Overview of Clinical Findings
BBOT's recent clinical updates showcase significant advancements for patients battling non-small cell lung cancer (NSCLC) and other cancers caused by RAS mutations. Among the findings, BBO-8520 demonstrated a **65% objective response rate (ORR)** in NSCLC patients with the KRASG12C mutation. The 6-month progression-free survival (PFS) rate was recorded at **66%**, with an impressive **83%** of patients remaining on treatment for at least six months.
The prominent results indicate that all five initial patients with KRASG12C and STK11 and/or KEAP1 co-mutations obtained a partial response, reinforcing BBO-8520's potential as a leading treatment option.
Pipeline Program Highlights
- BBO-8520: This direct inhibitor targeting KRASG12C has shown a promising safety profile when used as a monotherapy and in combination with pembrolizumab.
- BBO-11818: Observed notable anti-tumor activity in pancreatic cancer patients, with confirmed partial responses and reduced tumors across varying dose levels.

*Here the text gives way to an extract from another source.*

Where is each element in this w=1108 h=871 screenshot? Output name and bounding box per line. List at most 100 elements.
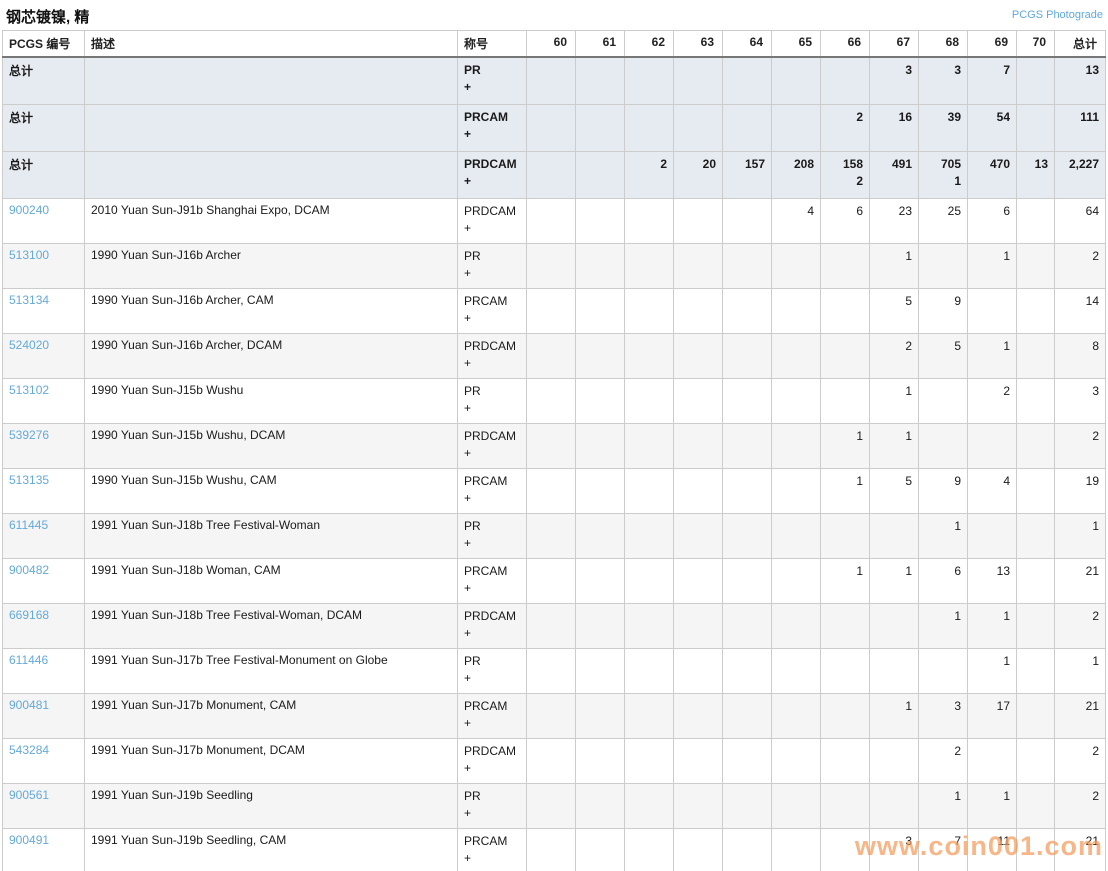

- BBO-10203: Highlighted for its differentiated safety profile, this therapy showed no instances of hyperglycemia, regardless of baseline HbA1c and glucose levels.
Expert Commentary
Eli Wallace, PhD, CEO of BBOT, emphasized the strength of their precision oncology portfolio, stating, “By focusing on ON biology and leveraging strong chemistry, we are developing highly selective therapies designed to be better tolerated and deliver greater anti-tumor activity.” This indicates BBOT’s commitment to innovative cancer treatments.
Furthermore, Dr. Yong (Ben) Ben, Chief Medical and Development Officer at BBOT, noted the favorable benefit-risk profile of BBO-8520 and its potential to serve as a critical front-line partner in combination therapy with pembrolizumab.
Upcoming Developments
BBOT plans to deliver additional data updates regarding the efficacy and safety results of BBO-8520 in combination with pembrolizumab in the latter half of **2026**. Further combination studies with BBO-10203 are also anticipated to commence within the same year.
Conclusion
As BBOT continues to reveal promising data across its RAS and PI3Kα pipeline programs, investors and stakeholders can look forward to further developments that could reshape treatment paradigms for aggressive cancers. The company's ongoing research and patient-centric approach position BBOT favorably within the evolving oncology landscape.